Paris Saint-Germain ha acudido a Atlético Madrid con una oferta, y la afición ha acudido a internet con una opinión sobre ella. Que alguna de las dos cambie algo depende del club vendedor.
Ni ahora, ni a ningún precio que el club estuviera dispuesto a decir en voz alta. Real Madrid conserva a su hombre, y Paris Saint-Germain vuelve a una lista con un nombre tachado.
$50.7M sobre la mesa de LOSC Lille. El entrenador lo quería, la directiva acordó una cifra, y las únicas voces que faltan por oírse son las del otro club.
$9.8M era lo máximo que el club iba a pagar y LOSC Lille pedía más. Operaciones así resucitan en la última semana del mercado más o menos la mitad de las veces, y todos los implicados lo saben.
El nombre de Désiré Doué ha aparecido en conversaciones de las que Paris Saint-Germain no formaba parte. Nada formal, nada firmado, pero nada de esto es casual.
«No tengo nada malo que decir de este sitio. Simplemente necesito estar en otro.» Ya está por escrito, y eso cambia lo que Paris Saint-Germain pueden fingir no haber oído.
«Tengo ambiciones y me gustaría que el club las compartiera». Nadie ha pedido salir ni le han señalado la puerta, pero un jugador elige esa frase con cuidado y un despacho la escucha exactamente como fue pensada.
Esta es la temporada con la que la ciudad medirá las veinte siguientes. El trofeo viaja a casa con la plantilla, y el recorrido por las calles se acordó hace días.
Hay futbolistas que hacen una buena temporada y futbolistas por los que se recuerda una temporada; a los segundos les leen el nombre en un salón en verano. En el Paris Saint-Germain estarán calladamente encantados y en privado nerviosos.

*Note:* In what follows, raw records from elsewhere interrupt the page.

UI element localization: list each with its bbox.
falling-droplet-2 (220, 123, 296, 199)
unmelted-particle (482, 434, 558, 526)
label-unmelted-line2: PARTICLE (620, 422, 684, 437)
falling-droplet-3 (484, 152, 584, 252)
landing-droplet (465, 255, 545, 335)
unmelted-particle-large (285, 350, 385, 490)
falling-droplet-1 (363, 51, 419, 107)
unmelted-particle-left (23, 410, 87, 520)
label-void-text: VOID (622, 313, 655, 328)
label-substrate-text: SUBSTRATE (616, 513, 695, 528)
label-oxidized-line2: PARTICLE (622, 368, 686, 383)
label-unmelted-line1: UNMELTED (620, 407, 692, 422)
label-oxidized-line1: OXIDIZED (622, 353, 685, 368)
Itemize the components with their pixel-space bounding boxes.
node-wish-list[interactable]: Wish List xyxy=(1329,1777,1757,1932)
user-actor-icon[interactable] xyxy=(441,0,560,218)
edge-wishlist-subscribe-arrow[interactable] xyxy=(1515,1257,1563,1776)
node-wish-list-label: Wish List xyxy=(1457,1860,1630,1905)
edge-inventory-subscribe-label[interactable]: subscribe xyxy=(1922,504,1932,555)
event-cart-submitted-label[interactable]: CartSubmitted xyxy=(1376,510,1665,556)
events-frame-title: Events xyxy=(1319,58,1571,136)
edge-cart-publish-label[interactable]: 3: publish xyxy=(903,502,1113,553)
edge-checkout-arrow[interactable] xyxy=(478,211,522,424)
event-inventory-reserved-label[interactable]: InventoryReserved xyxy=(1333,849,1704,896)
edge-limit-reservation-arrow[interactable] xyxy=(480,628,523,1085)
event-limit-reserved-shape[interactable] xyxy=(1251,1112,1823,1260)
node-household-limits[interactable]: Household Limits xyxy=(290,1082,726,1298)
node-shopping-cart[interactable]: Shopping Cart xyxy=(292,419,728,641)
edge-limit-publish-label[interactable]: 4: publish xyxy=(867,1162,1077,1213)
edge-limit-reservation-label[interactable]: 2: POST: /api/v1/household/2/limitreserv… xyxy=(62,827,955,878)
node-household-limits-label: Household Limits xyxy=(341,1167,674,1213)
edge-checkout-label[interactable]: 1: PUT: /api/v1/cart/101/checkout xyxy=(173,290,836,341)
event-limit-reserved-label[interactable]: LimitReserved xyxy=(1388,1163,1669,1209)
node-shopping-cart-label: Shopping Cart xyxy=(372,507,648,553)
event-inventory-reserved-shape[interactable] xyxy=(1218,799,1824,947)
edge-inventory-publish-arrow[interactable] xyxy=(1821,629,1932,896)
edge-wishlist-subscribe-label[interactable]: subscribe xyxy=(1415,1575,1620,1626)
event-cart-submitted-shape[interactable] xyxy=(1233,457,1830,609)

Frenkie de Jong y un compañero se enzarzaron, y no por fútbol. Las ciudades deportivas son lugares pequeños, y una temporada larga los hace más pequeños todavía.
Alguien dijo en voz alta lo que varios pensaban sobre cuánto se esfuerza otro en los entrenamientos, y Ousmane Dembélé estaba en medio. La única discusión de vestuario que de verdad va de fútbol.
21 partidos y 0 goles lejos de aquí, y un futbolista que el entrenador no tenía en agosto. Las cesiones se hacen esperando exactamente esto y la mayoría no lo dan.
Todo entrenador guarda en la cabeza una lista corta de los hombres que quiere sobre el campo cuando sube la apuesta, y nunca se publica. Las alineaciones de las tardes grandes dicen que Vitinha está en ella.
Nada por escrito y nada en público: una palabra sobre minutos, dada cara a cara en Paris Saint-Germain. Las alineaciones del próximo mes dirán si valía la pena tenerla.